The Central Bank yesterday maintained the Policy Rate, the rate at which it lends to commercial banks, at 17%.

Dr Ernest Addison, Governor of the Bank of Ghana (BoG), who is also chairman of the monetary policy committee (MPC), announced this at a press conference.

Giving a narrative on developments in the money market space, he said interest rates continued to trend downwards, while the interest rates on the 91-day Treasury Bill declined further to June 2018 from 16.9% a year ago.

Similarly, he said the 182-day instrument declined to 13.9 percent from 17.1 percent, while the 1-year note also dropped to 15.0 percent from 19.0 percent over the same comparative period.

Again, the governor said the weighted average interbank rate, the rate at which commercial banks lend to each other, declined further to 16.4 percent in June 2018 from 24.9 percent a year ago, adding that the Ghana Reference Rate also declined from 16.74 percent in May 2018 to 16.19 percent in June.

External Developments

Furthermore, he said over the past two months, normalization of US monetary policy, resulting in strengthening of the US dollar and rising US yield rates, had continued to weigh-in on emerging market assets.

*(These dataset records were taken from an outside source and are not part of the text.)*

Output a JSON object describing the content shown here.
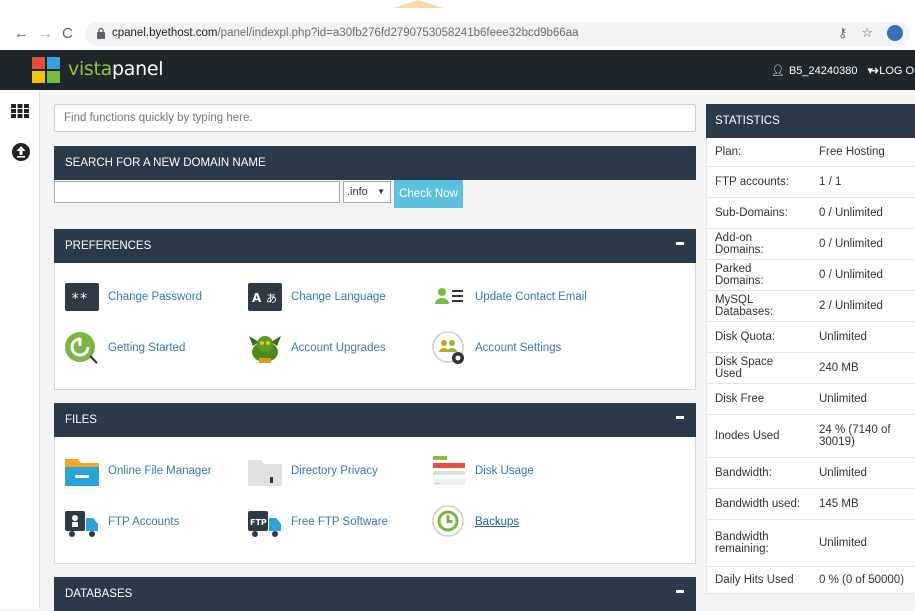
{
  "browser": {
    "back_icon": "arrow-left-icon",
    "forward_icon": "arrow-right-icon",
    "reload_icon": "reload-icon",
    "url_host": "cpanel.byethost.com",
    "url_path": "/panel/indexpl.php?id=a30fb276fd2790753058241b6feee32bcd9b66aa"
  },
  "header": {
    "logo_part1": "vista",
    "logo_part2": "panel",
    "username": "B5_24240380",
    "logout_label": "LOG OU"
  },
  "search": {
    "placeholder": "Find functions quickly by typing here."
  },
  "domain_search": {
    "title": "SEARCH FOR A NEW DOMAIN NAME",
    "tld_selected": ".info",
    "button_label": "Check Now"
  },
  "preferences": {
    "title": "PREFERENCES",
    "items": [
      {
        "label": "Change Password",
        "icon": "password-icon"
      },
      {
        "label": "Change Language",
        "icon": "language-icon"
      },
      {
        "label": "Update Contact Email",
        "icon": "contact-card-icon"
      },
      {
        "label": "Getting Started",
        "icon": "getting-started-icon"
      },
      {
        "label": "Account Upgrades",
        "icon": "dragon-icon"
      },
      {
        "label": "Account Settings",
        "icon": "account-settings-icon"
      }
    ]
  },
  "files": {
    "title": "FILES",
    "items": [
      {
        "label": "Online File Manager",
        "icon": "file-manager-icon"
      },
      {
        "label": "Directory Privacy",
        "icon": "folder-lock-icon"
      },
      {
        "label": "Disk Usage",
        "icon": "disk-usage-icon"
      },
      {
        "label": "FTP Accounts",
        "icon": "ftp-truck-icon"
      },
      {
        "label": "Free FTP Software",
        "icon": "ftp-software-icon"
      },
      {
        "label": "Backups",
        "icon": "backup-icon"
      }
    ]
  },
  "databases": {
    "title": "DATABASES"
  },
  "statistics": {
    "title": "STATISTICS",
    "rows": [
      {
        "key": "Plan:",
        "value": "Free Hosting"
      },
      {
        "key": "FTP accounts:",
        "value": "1 / 1"
      },
      {
        "key": "Sub-Domains:",
        "value": "0 / Unlimited"
      },
      {
        "key": "Add-on Domains:",
        "value": "0 / Unlimited"
      },
      {
        "key": "Parked Domains:",
        "value": "0 / Unlimited"
      },
      {
        "key": "MySQL Databases:",
        "value": "2 / Unlimited"
      },
      {
        "key": "Disk Quota:",
        "value": "Unlimited"
      },
      {
        "key": "Disk Space Used",
        "value": "240 MB"
      },
      {
        "key": "Disk Free",
        "value": "Unlimited"
      },
      {
        "key": "Inodes Used",
        "value": "24 % (7140 of 30019)"
      },
      {
        "key": "Bandwidth:",
        "value": "Unlimited"
      },
      {
        "key": "Bandwidth used:",
        "value": "145 MB"
      },
      {
        "key": "Bandwidth remaining:",
        "value": "Unlimited"
      },
      {
        "key": "Daily Hits Used",
        "value": "0 % (0 of 50000)"
      }
    ]
  },
  "colors": {
    "header_bg": "#1e252b",
    "panel_head": "#2b3a48",
    "link": "#3a76b4",
    "button": "#5bc0de"
  }
}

“A combination of these factors led to tight financing conditions and reverse capital flows in a number of emerging market and frontier economies, including Ghana.

“These external factors, together with increased demand for foreign exchange from the corporate and energy related sectors, exerted pressure on the domestic currency market. Consequently, the cedi, which performed strongly against the major international currencies over the first four months of the year, depreciated in May and June.

“In the year to July 19th, the cedi has cumulatively depreciated by 5.8 percent against the US dollar, compared to 3.9 percent observed during the same period of last year. Despite the sharp depreciation observed, the real effective exchange rate (in trade-weighted terms) remained broadly aligned with underlying fundamentals.”